THE SUPPLY-SIDE SOLUTION
November 9, 2007
Despite ample evidence to the contrary, liberal publications have devoted great space and attention to attacking the entire theory that lower tax rates can increase incentives for investment, saving and work, says Stephen Moore, senior economics writer for the Wall Street Journal editorial board.
The quality of this discourse rarely rises above the level of trash talk. Nevertheless, some arguments are repeated with such regularity that they need to be addressed. One is that supply-siders dishonestly claim that tax rate cuts increase tax revenues. In reality:
- Tax receipts are up, not down, by $745 billion in four years since the 2003 tax cuts.
- After the second Bush tax cut of 2003, the budget deficit tumbled to $163 billion in FY 2007 from $401 billion in FY 2003.
It is also claimed that supply-side economics' sole purpose is to give jumbo-sized tax handouts to corporations and high-income earners.
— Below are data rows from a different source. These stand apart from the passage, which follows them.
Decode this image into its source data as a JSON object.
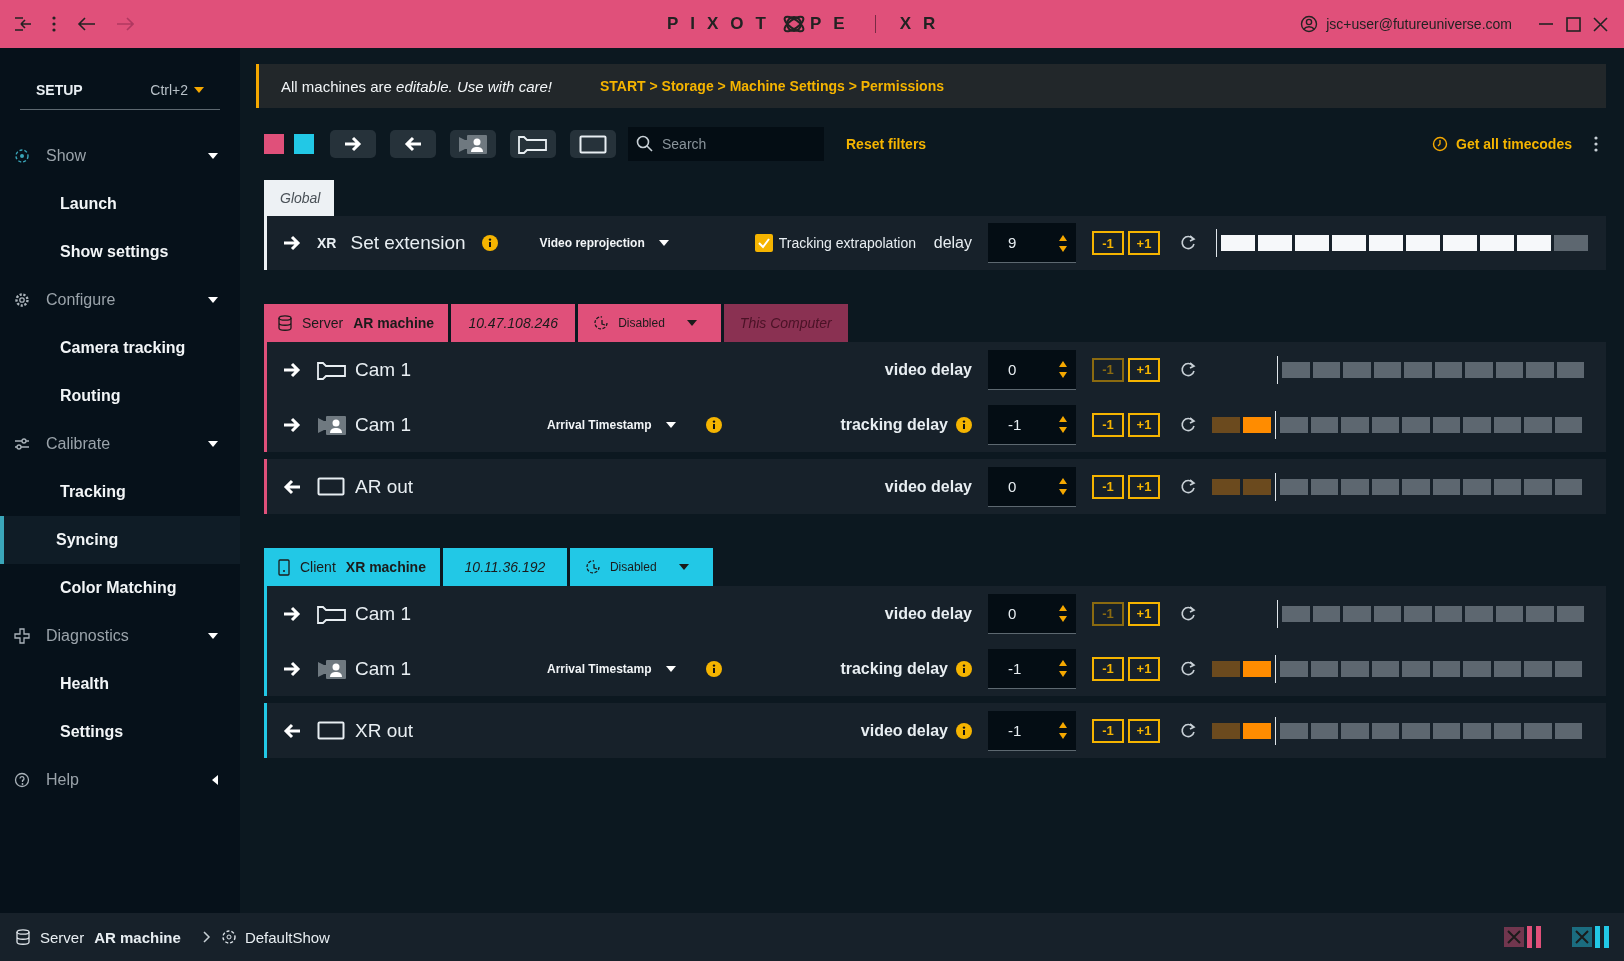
{
  "window": {
    "logo_left": "PIXOT",
    "logo_right": "PE",
    "product": "XR",
    "user": "jsc+user@futureuniverse.com"
  },
  "sidebar": {
    "mode": "SETUP",
    "shortcut": "Ctrl+2",
    "groups": [
      {
        "label": "Show",
        "expanded": true,
        "items": [
          {
            "label": "Launch",
            "selected": false
          },
          {
            "label": "Show settings",
            "selected": false
          }
        ]
      },
      {
        "label": "Configure",
        "expanded": true,
        "items": [
          {
            "label": "Camera tracking",
            "selected": false
          },
          {
            "label": "Routing",
            "selected": false
          }
        ]
      },
      {
        "label": "Calibrate",
        "expanded": true,
        "items": [
          {
            "label": "Tracking",
            "selected": false
          },
          {
            "label": "Syncing",
            "selected": true
          },
          {
            "label": "Color Matching",
            "selected": false
          }
        ]
      },
      {
        "label": "Diagnostics",
        "expanded": true,
        "items": [
          {
            "label": "Health",
            "selected": false
          },
          {
            "label": "Settings",
            "selected": false
          }
        ]
      },
      {
        "label": "Help",
        "expanded": false
      }
    ]
  },
  "banner": {
    "message": "All machines are *editable. Use with care!*",
    "breadcrumb": "START > Storage > Machine Settings > Permissions"
  },
  "toolbar": {
    "filters": [
      {
        "kind": "color",
        "color": "#e0507a"
      },
      {
        "kind": "color",
        "color": "#22c8e6"
      },
      {
        "kind": "input"
      },
      {
        "kind": "output"
      },
      {
        "kind": "tracker"
      },
      {
        "kind": "camera"
      },
      {
        "kind": "screen"
      }
    ],
    "search": {
      "placeholder": "Search"
    },
    "reset": "Reset filters",
    "timecodes": "Get all timecodes"
  },
  "global": {
    "tab": "Global",
    "row": {
      "badge": "XR",
      "label": "Set extension",
      "label_info": true,
      "mode": "Video reprojection",
      "option": {
        "label": "Tracking extrapolation",
        "checked": true
      },
      "delay_label": "delay",
      "value": "9",
      "minus": "-1",
      "plus": "+1",
      "minus_disabled": false,
      "level": 0.9
    }
  },
  "machines": [
    {
      "kind": "server",
      "color": "#e0507a",
      "role": "Server",
      "name": "AR machine",
      "ip": "10.47.108.246",
      "status": "Disabled",
      "tag": "This Computer",
      "groups": [
        {
          "rows": [
            {
              "kind": "camera-in",
              "label": "Cam 1",
              "delay_label": "video delay",
              "value": "0",
              "minus": "-1",
              "plus": "+1",
              "minus_disabled": true
            },
            {
              "kind": "tracker-in",
              "label": "Cam 1",
              "mode": "Arrival Timestamp",
              "mode_info": true,
              "delay_label": "tracking delay",
              "delay_info": true,
              "value": "-1",
              "minus": "-1",
              "plus": "+1",
              "minus_disabled": false,
              "pre": [
                {
                  "lit": false
                },
                {
                  "lit": true
                }
              ]
            }
          ]
        },
        {
          "rows": [
            {
              "kind": "screen-out",
              "label": "AR out",
              "delay_label": "video delay",
              "value": "0",
              "minus": "-1",
              "plus": "+1",
              "minus_disabled": false,
              "pre": [
                {
                  "lit": false
                },
                {
                  "lit": false
                }
              ]
            }
          ]
        }
      ]
    },
    {
      "kind": "client",
      "color": "#22c8e6",
      "role": "Client",
      "name": "XR machine",
      "ip": "10.11.36.192",
      "status": "Disabled",
      "groups": [
        {
          "rows": [
            {
              "kind": "camera-in",
              "label": "Cam 1",
              "delay_label": "video delay",
              "value": "0",
              "minus": "-1",
              "plus": "+1",
              "minus_disabled": true
            },
            {
              "kind": "tracker-in",
              "label": "Cam 1",
              "mode": "Arrival Timestamp",
              "mode_info": true,
              "delay_label": "tracking delay",
              "delay_info": true,
              "value": "-1",
              "minus": "-1",
              "plus": "+1",
              "minus_disabled": false,
              "pre": [
                {
                  "lit": false
                },
                {
                  "lit": true
                }
              ]
            }
          ]
        },
        {
          "rows": [
            {
              "kind": "screen-out",
              "label": "XR out",
              "delay_label": "video delay",
              "delay_info": true,
              "value": "-1",
              "minus": "-1",
              "plus": "+1",
              "minus_disabled": false,
              "pre": [
                {
                  "lit": false
                },
                {
                  "lit": true
                }
              ]
            }
          ]
        }
      ]
    }
  ],
  "status_bar": {
    "role": "Server",
    "name": "AR machine",
    "show": "DefaultShow",
    "indicators": [
      {
        "color": "#e0507a"
      },
      {
        "color": "#22c8e6"
      }
    ]
  }
}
However:
- The share of taxes paid by the top 1 percent and 5 percent income earners has consistently risen from 1980 through 2007, even as tax rates declined.
- Today the highest income tax rate is half what it was in the 1970s.
- Yet the share of taxes paid by the top 1 percent of income earners is twice (39 percent) today what it was then (19 percent).
Regardless of what one believes about the distributional effects of the Reagan and Bush tax cuts, there's no expunging the reality that the economic growth rate surged after each of these changes -- just as they did in the 1960s after President Kennedy's tax rate cuts, says Moore. And while there have been economic booms without tax cuts, supply-siders never argued that only tax cuts matter. In the 1990s, for example, monetary, trade and spending policies were all leaning in a pro-growth direction, possibly offsetting the negative impact of the Clinton tax rate hikes.